Reputation: 505
I have a spark dataframe with a array type column:
scala> mydf.printSchema
root
|-- arraycol: array (nullable = true)
| |-- element: string (containsNull = true)
|-- id: integer (nullable = false)
I now need to aggregate this dataframe by "id" and count based on whether a particular value exists in the array. I was trying to do this:
val aggdata = mydf.groupBy("id").
agg(
count(when($"arraycol" contains "someval", $"arraycol")).as("aggval"))

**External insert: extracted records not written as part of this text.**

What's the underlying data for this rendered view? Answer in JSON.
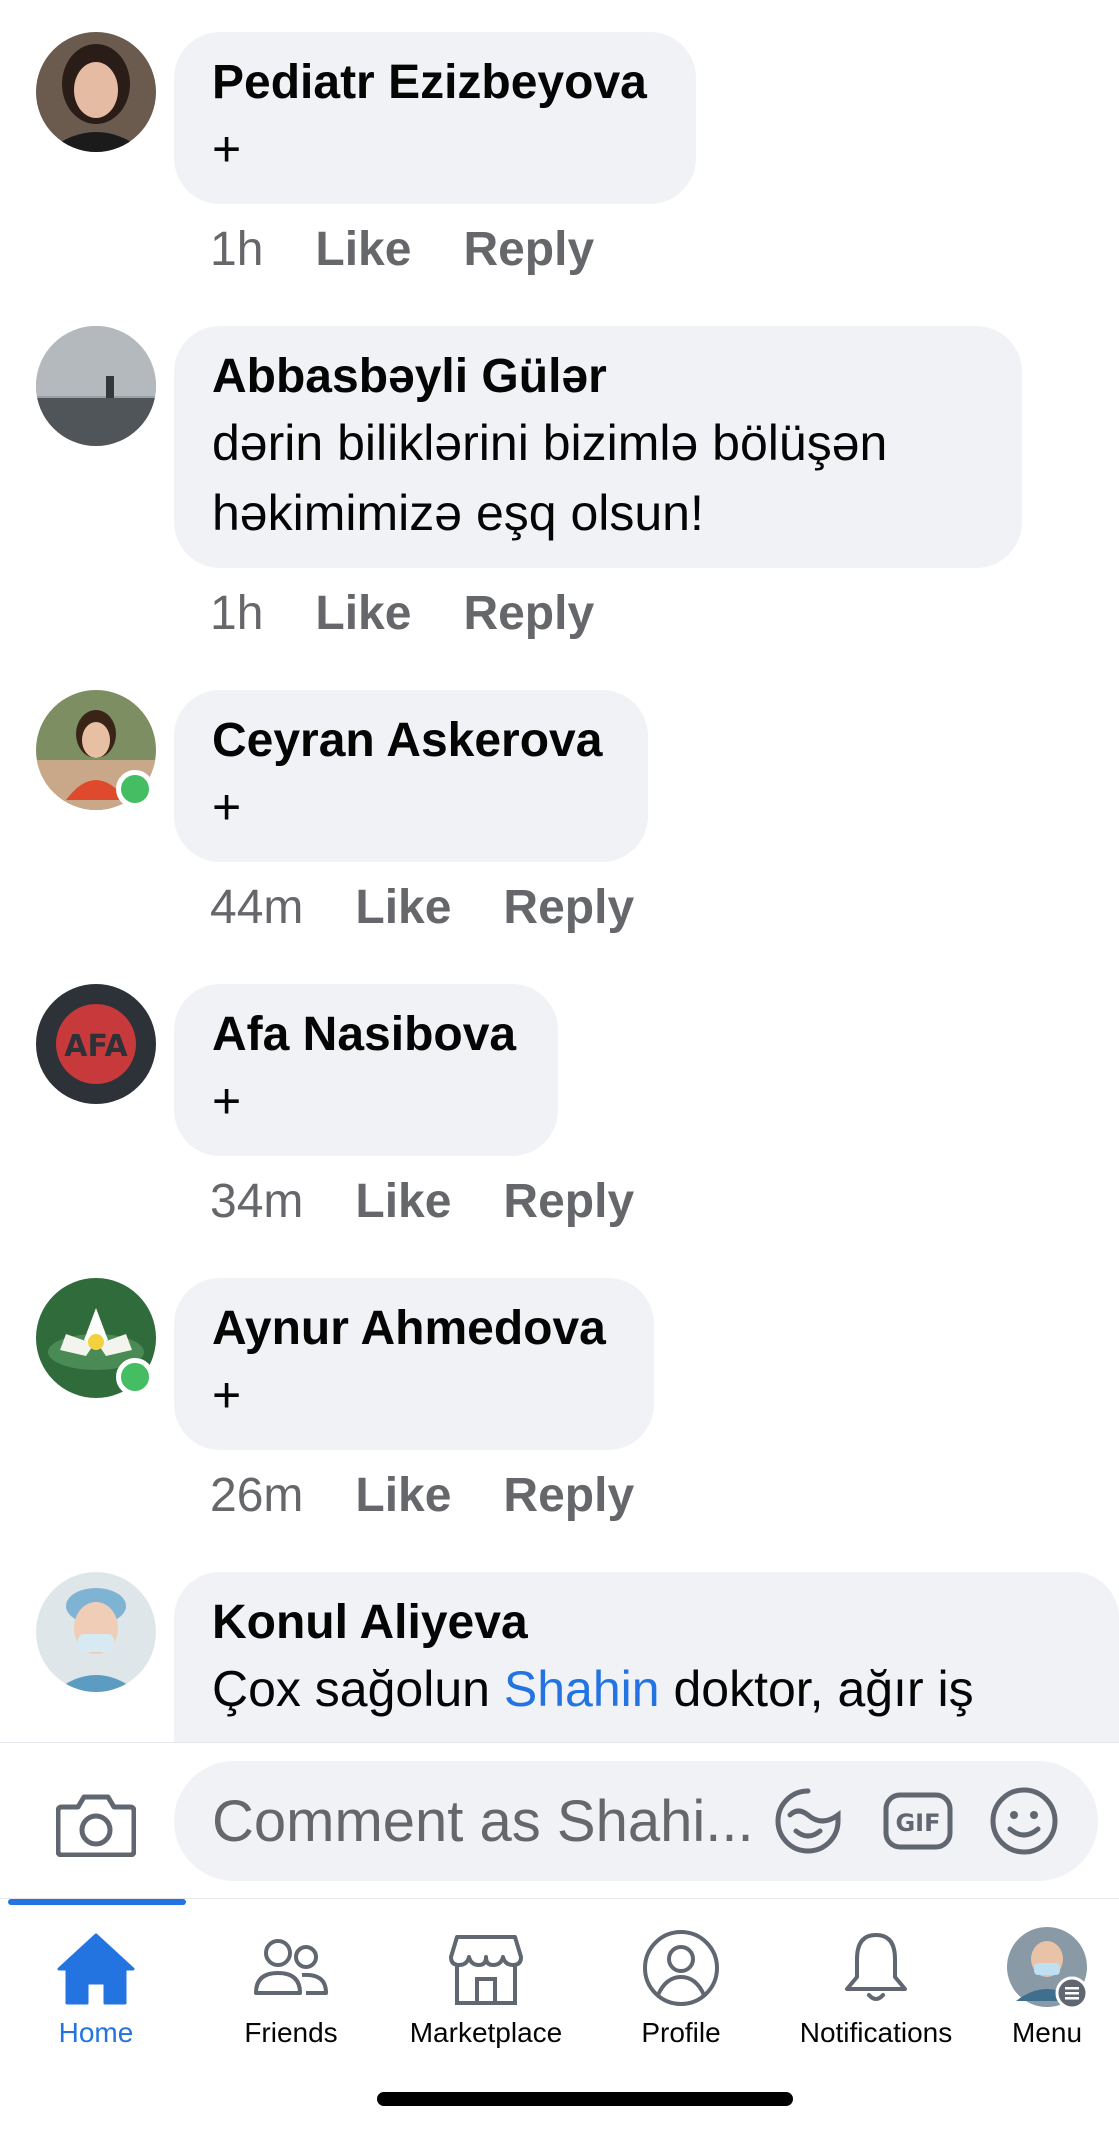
{
  "comments": [
    {
      "author": "Pediatr Ezizbeyova",
      "lines": [
        "+"
      ],
      "time": "1h",
      "like": "Like",
      "reply": "Reply",
      "online": false
    },
    {
      "author": "Abbasbəyli Gülər",
      "lines": [
        "dərin biliklərini bizimlə bölüşən",
        "həkimimizə eşq olsun!"
      ],
      "time": "1h",
      "like": "Like",
      "reply": "Reply",
      "online": false
    },
    {
      "author": "Ceyran Askerova",
      "lines": [
        "+"
      ],
      "time": "44m",
      "like": "Like",
      "reply": "Reply",
      "online": true
    },
    {
      "author": "Afa Nasibova",
      "lines": [
        "+"
      ],
      "time": "34m",
      "like": "Like",
      "reply": "Reply",
      "online": false
    },
    {
      "author": "Aynur Ahmedova",
      "lines": [
        "+"
      ],
      "time": "26m",
      "like": "Like",
      "reply": "Reply",
      "online": true
    },
    {
      "author": "Konul Aliyeva",
      "text_before": "Çox sağolun ",
      "mention": "Shahin",
      "text_after": " doktor, ağır iş",
      "online": false
    }
  ],
  "avatar_logo_text": "AFA",
  "composer": {
    "placeholder": "Comment as Shahi...",
    "icons": [
      "camera-icon",
      "sticker-icon",
      "gif-icon",
      "emoji-icon"
    ],
    "gif_label": "GIF"
  },
  "tabs": [
    {
      "label": "Home",
      "icon": "home-icon",
      "active": true
    },
    {
      "label": "Friends",
      "icon": "friends-icon",
      "active": false
    },
    {
      "label": "Marketplace",
      "icon": "marketplace-icon",
      "active": false
    },
    {
      "label": "Profile",
      "icon": "profile-icon",
      "active": false
    },
    {
      "label": "Notifications",
      "icon": "bell-icon",
      "active": false
    },
    {
      "label": "Menu",
      "icon": "menu-avatar-icon",
      "active": false
    }
  ],
  "colors": {
    "accent": "#2374e1",
    "bubble": "#f0f2f5",
    "meta": "#65676b",
    "online": "#45bd62"
  }
}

That doesn't seem to work. Any inputs how I can do this?
Upvotes: 1
Views: 543
Reputation: 214927
There's the array_contains
method to test the condition:
val df = Seq((1, Seq("a", "b")), (1, Seq("b")), (2, Seq("b"))).toDF("id", "arrayCol")
// df: org.apache.spark.sql.DataFrame = [id: int, arrayCol: array<string>]
df.show
+---+--------+
| id|arrayCol|
+---+--------+
| 1| [a, b]|
| 1| [b]|
| 2| [b]|
+---+--------+
df.groupBy("id").agg(
count(when(array_contains($"arrayCol", "a"), $"arrayCol")).as("hasA")
).show
+---+----+
| id|hasA|
+---+----+
| 1| 1|
| 2| 0|
+---+----+
Or use sum
:
df.groupBy("id").agg(
sum(when(array_contains($"arrayCol", "a"), 1).otherwise(0)).as("hasA")
).show
+---+----+
| id|hasA|
+---+----+
| 1| 1|
| 2| 0|
+---+----+
Upvotes: 2